Pelo pai: os seus conhecimentos, agora, são os meus

Por Rebecca Ley, The Guardian.

O meu pai odiava carros, ou pelo menos dizia-o a toda a hora. No entanto, eram um elemento fundamental da sua vida. Era dono de uma garagem de automóveis, tal como o seu pai, e trabalhou como mecânico e instrutor de condução quando era novo. Mas procurava sempre conduzir o carro mais pequeno e mais luxuoso que encontrava. E disparatava com os turistas que arruinavam as estradas rurais com os seus enormes veículos. Fazia-o com uma aversão tão grande contra quem conduzia Volvos, que nunca consegui entender o porquê.

"Porcos!", mastigava entre dentes em qualquer carro a gasóleo que estivesse a conduzir nesse momento. "Porcos condutores de Volvos!".

Apesar da sua antipatia, os carros acabavam por o procurar, dando-lhe o seu sustento. E sabia do que falava. Se fizermos caso da história que se conta na família, aos nove anos já tinha modificado o seu primeiro motor e anexou à garagem de casa uma zona própria para boxes. Frequentemente, a primeira coisa que perguntava quando conhecia alguém era que carro conduzia. Essa informação ajudava-o a classificá-lo/a. 

Por isso, perder a carta de condução por causa da doença de Alzheimer foi particularmente difícil para ele. Depois, costumava queixar-se constantemente: "agora, já nem conduzir posso", dizia. "Não posso ir a lado nenhum."

Nós concordávamos amavelmente, procurando não transparecer que estávamos alivíados por já não ter a carta. Durante meses, conduziu de forma perigosa e a preocupação de que pudesse ter um acidente ou atingir alguém era constante.

Até preparámos tudo para que fizesse um exame de condução antes de lhe ser diagnosticada demência. Eu e a minha irmã leva-mo-lo a um centro de exames e esperámos enquanto fazia a prova acompanhado por um examinador. 

Tínhamos pensado alegremente que lhe suspenderiam a carta, visto que já nem conseguir recordar-se em que dia da semana estávamos.
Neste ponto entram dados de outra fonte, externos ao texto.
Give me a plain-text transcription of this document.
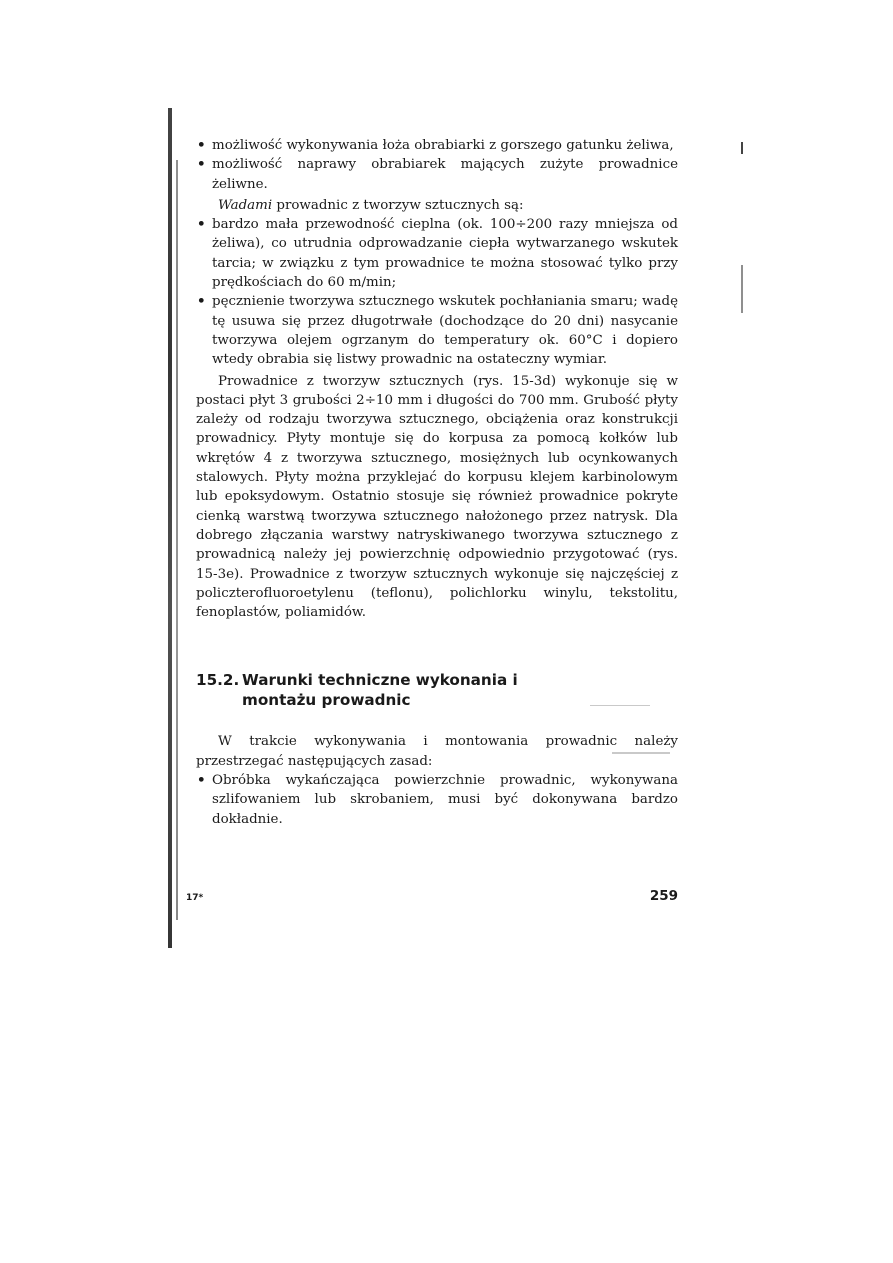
• możliwość wykonywania łoża obrabiarki z gorszego gatunku żeliwa,
• możliwość naprawy obrabiarek mających zużyte prowadnice żeliwne.

Wadami prowadnic z tworzyw sztucznych są:

• bardzo mała przewodność cieplna (ok. 100÷200 razy mniejsza od żeliwa), co utrudnia odprowadzanie ciepła wytwarzanego wskutek tarcia; w związku z tym prowadnice te można stosować tylko przy prędkościach do 60 m/min;
• pęcznienie tworzywa sztucznego wskutek pochłaniania smaru; wadę tę usuwa się przez długotrwałe (dochodzące do 20 dni) nasycanie tworzywa olejem ogrzanym do temperatury ok. 60°C i dopiero wtedy obrabia się listwy prowadnic na ostateczny wymiar.

Prowadnice z tworzyw sztucznych (rys. 15-3d) wykonuje się w postaci płyt 3 grubości 2÷10 mm i długości do 700 mm. Grubość płyty zależy od rodzaju tworzywa sztucznego, obciążenia oraz konstrukcji prowadnicy. Płyty montuje się do korpusa za pomocą kołków lub wkrętów 4 z tworzywa sztucznego, mosiężnych lub ocynkowanych stalowych. Płyty można przyklejać do korpusu klejem karbinolowym lub epoksydowym. Ostatnio stosuje się również prowadnice pokryte cienką warstwą tworzywa sztucznego nałożonego przez natrysk. Dla dobrego złączania warstwy natryskiwanego tworzywa sztucznego z prowadnicą należy jej powierzchnię odpowiednio przygotować (rys. 15-3e). Prowadnice z tworzyw sztucznych wykonuje się najczęściej z policzterofluoroetylenu (teflonu), polichlorku winylu, tekstolitu, fenoplastów, poliamidów.

15.2. Warunki techniczne wykonania i montażu prowadnic

W trakcie wykonywania i montowania prowadnic należy przestrzegać następujących zasad:

• Obróbka wykańczająca powierzchnie prowadnic, wykonywana szlifowaniem lub skrobaniem, musi być dokonywana bardzo dokładnie.
17*	259
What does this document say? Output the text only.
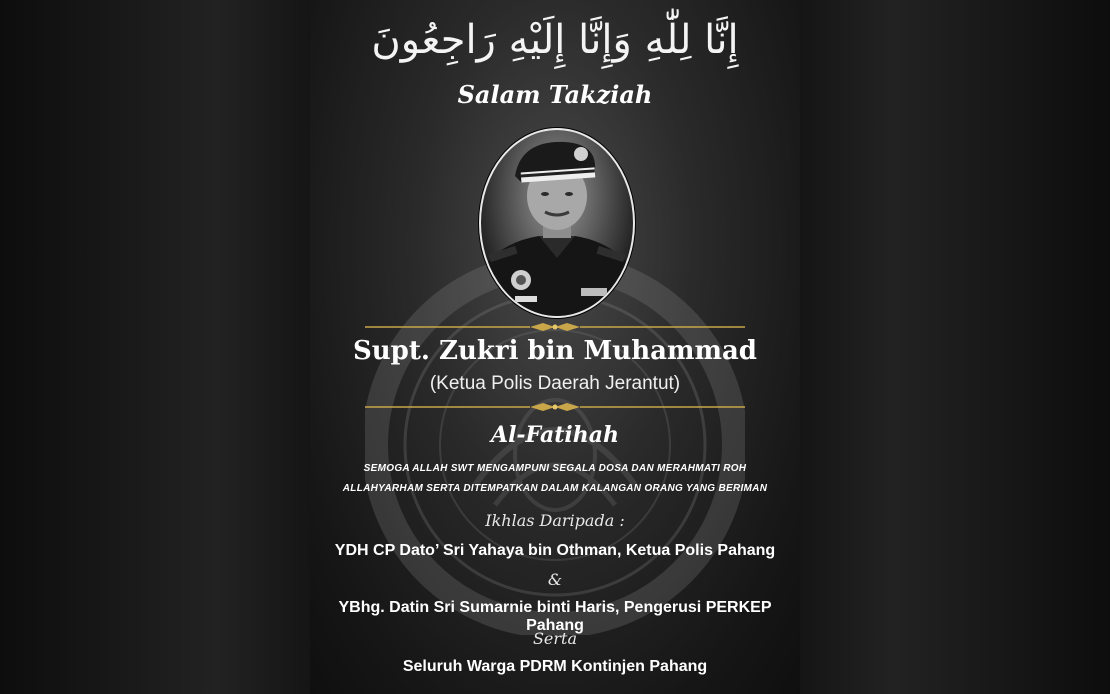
إِنَّا لِلّٰهِ وَإِنَّا إِلَيْهِ رَاجِعُونَ
Salam Takziah
Supt. Zukri bin Muhammad
(Ketua Polis Daerah Jerantut)
Al-Fatihah
SEMOGA ALLAH SWT MENGAMPUNI SEGALA DOSA DAN MERAHMATI ROH
ALLAHYARHAM SERTA DITEMPATKAN DALAM KALANGAN ORANG YANG BERIMAN
Ikhlas Daripada :
YDH CP Dato’ Sri Yahaya bin Othman, Ketua Polis Pahang
&
YBhg. Datin Sri Sumarnie binti Haris, Pengerusi PERKEP Pahang
Serta
Seluruh Warga PDRM Kontinjen Pahang
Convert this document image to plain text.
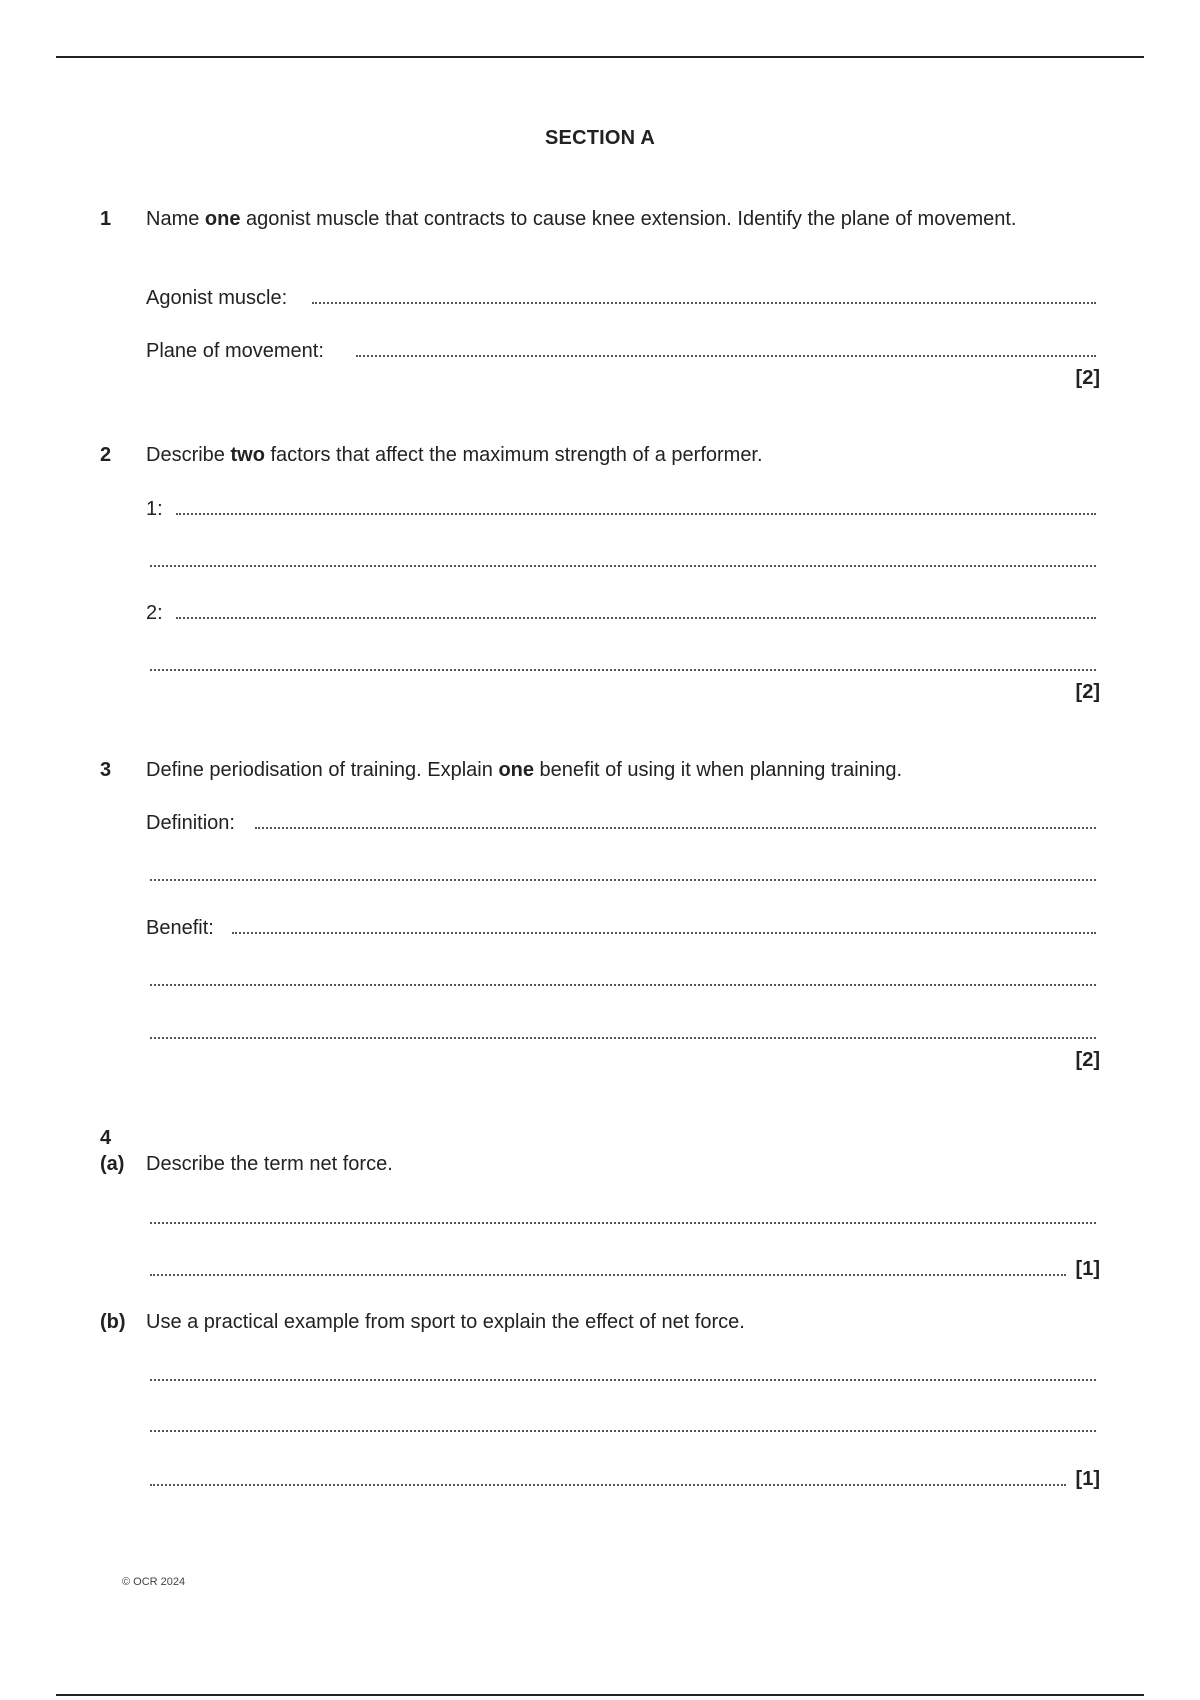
SECTION A
1 Name one agonist muscle that contracts to cause knee extension. Identify the plane of movement.
Agonist muscle:
Plane of movement:
[2]
2 Describe two factors that affect the maximum strength of a performer.
1:
2:
[2]
3 Define periodisation of training. Explain one benefit of using it when planning training.
Definition:
Benefit:
[2]
4
(a) Describe the term net force.
[1]
(b) Use a practical example from sport to explain the effect of net force.
[1]
© OCR 2024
Mas, quando terminou, regressou radiante. Tinha passado e deram-lhe luz verde para mais seis meses.

"Eu bem vos dizia", replicava triunfante a caminho de casa. "Era tudo ridículo."

A única coisa que me ocorre é que deveriam ter a fasquia muito baixa. Embora não saiba se nos seria permitido estar no carro durante o exame, estávamos na mesma sala em que realizou a prova teórica em que deveria testar os seus conhecimentos. Do que recordo, não fez propriamente um brilharete.

Porém, no mundo moderno, quatro rodas significam liberdade e é compreensível que retirar a carta de condução a alguém não seja fácil. De facto, a capacidade residual do meu pai para conduzir manteve-se durante mais tempo que muitas das suas outras capacidades. Depois de já não conseguir cozer um ovo ou mudar os canais da televisão, ainda conduzia em piloto automático, alternando as mudanças e contornando as ruas como sempre fizera.

Quando finalmente perdeu a carta como consequência direta de lhe ser diagnosticado Alzheimer, e ainda antes de terminar o prazo de seis meses que lhe haviam dado no centro de exames, já podem imaginar que não aceitou muito bem esta nova situação. Durante meses, continuou a falar sobre os carros que as pessoas conduziam, como sempre fizera, ralhando com o meu marido por ter passado para o outro lado quando comprou um Volvo. 

Agora, tudo se foi. Os carros fazem parte do mundo exterior em que já não participa. No entanto, eu própria fui de carro visitá-lo a Cornwall há quinze dias. Era a primeira vez que me punha ao volante depois de tanto tempo, pois em Londres não tenho carro e fiquei muito surpreendida com o quanto me fazia recordar o meu pai. Foi ele que me ensinou a conduzir assim que cumpri dezassete anos e, desde então, utilizei sempre o carro. Por isso, era quase como se ele estivesse no lugar do copiloto, dizendo-me para meter a quinta para poupar combustível ou para acelerar nas curvas porque era mais seguro. 

O contraste entre essa versão mandona que tinha na minha cabeça e a que me esperava na residência foi tremendo, mas também senti isso como reconfortante. As lições que tinha aprendido há tanto tempo ainda estavam bem gravadas no meu cérebro, mesmo depois de terem desaparecido do dele.